Mit einem taktischen Fahrzeug betritt die New Yorker Polizei eine obere Etage der Hamilton Hall auf dem Campus der Columbia University in New York, nachdem das Gebäude zuvor von Demonstranten besetzt worden war.
Mit einem taktischen Fahrzeug betritt die New Yorker Polizei eine obere Etage der Hamilton Hall auf dem Campus der Columbia University in New York, nachdem das Gebäude zuvor von Demonstranten besetzt worden war. © FR61802 AP

In der Nacht zu Donnerstag ging die Polizei auch gegen ein Zeltlager auf dem Campus der UCLA in Los Angeles vor. Über Stunden standen sich Demonstrierende und Polizei gegenüber. Schließlich räumte die Polizei das Lager in den frühen Morgenstunden. Die Beamten rissen aufgestellte Barrikaden nieder. US-Medien berichteten von mehr als 100 Festnahmen. Videos zeigten Rangeleien zwischen Polizei und Demonstranten.

Die Behörden hatten das Camp auf dem UCLA-Gelände am Mittwochabend (Ortszeit) als "rechtswidrige Versammlung" eingestuft. Um das verbarrikadierte Zeltlager hatten sich nach Angaben der "Los Angeles Times" in der Folge mehrere Tausend Protestierende eingefunden, die sich den Einsatzkräften entgegenstellten und sie zunächst von dem Camp zurückgedrängt hatten. Schon in der vorangegangenen Nacht war es zu Gewalt gekommen, als Anhänger der Gegenseite versucht hatten, das Protestcamp einzureißen.

Biden: Gewalt ist kein friedlicher Protest

Biden fand kurz nach der Räumung deutliche Worte. Der 81-Jährige steht wegen seiner Unterstützung für Israels Militäreinsatz gegen die islamistische Hamas im Gazastreifen in den USA unter Druck. Er machte deutlich, dass es für Antisemitismus oder Gewaltandrohungen gegen jüdische Studenten keinen Raum geben dürfe. Das gelte auch für Islamophobie.

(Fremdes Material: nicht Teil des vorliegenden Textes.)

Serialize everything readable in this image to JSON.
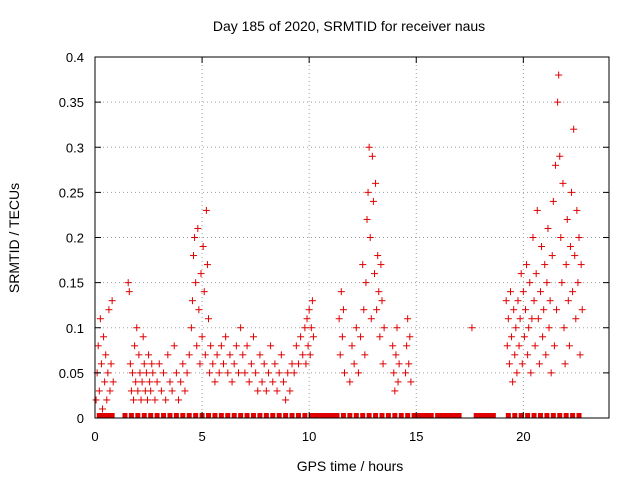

Er betonte zudem, dass Gewalt, Vandalismus oder Hausfriedensbruch kein friedlicher Protest seien. "Menschen zu bedrohen, einzuschüchtern, Menschen Angst einzujagen ist kein friedlicher Protest. Es ist gegen das Gesetz." Auf die Frage der Presse, ob sich die Nationalgarde einschalten sollte, sagte Biden: "Nein." Dieselbe Antwort gab der Demokrat auf die Frage, ob ihn die Proteste dazu veranlassten, seine Nahost-Politik zu überdenken.

Kritiker werfen insbesondere dem radikalen Teil der Protestbewegung Antisemitismus und die Verharmlosung der Hamas vor - die Islamistenorganisation spricht Israel das Existenzrecht ab und hat den Gaza-Krieg mit einem beispiellosen Massaker am 7. Oktober ausgelöst. Ihnen gegenüber stehen vielerorts Proteste, die sich mit der israelischen Seite solidarisieren und eine Freilassung der von der Hamas noch immer gefangen gehaltenen Geiseln fordern. Antisemitische Taten waren seit dem 7. Oktober an den Universitäten angestiegen. Islamophobe Übergriffe ebenfalls.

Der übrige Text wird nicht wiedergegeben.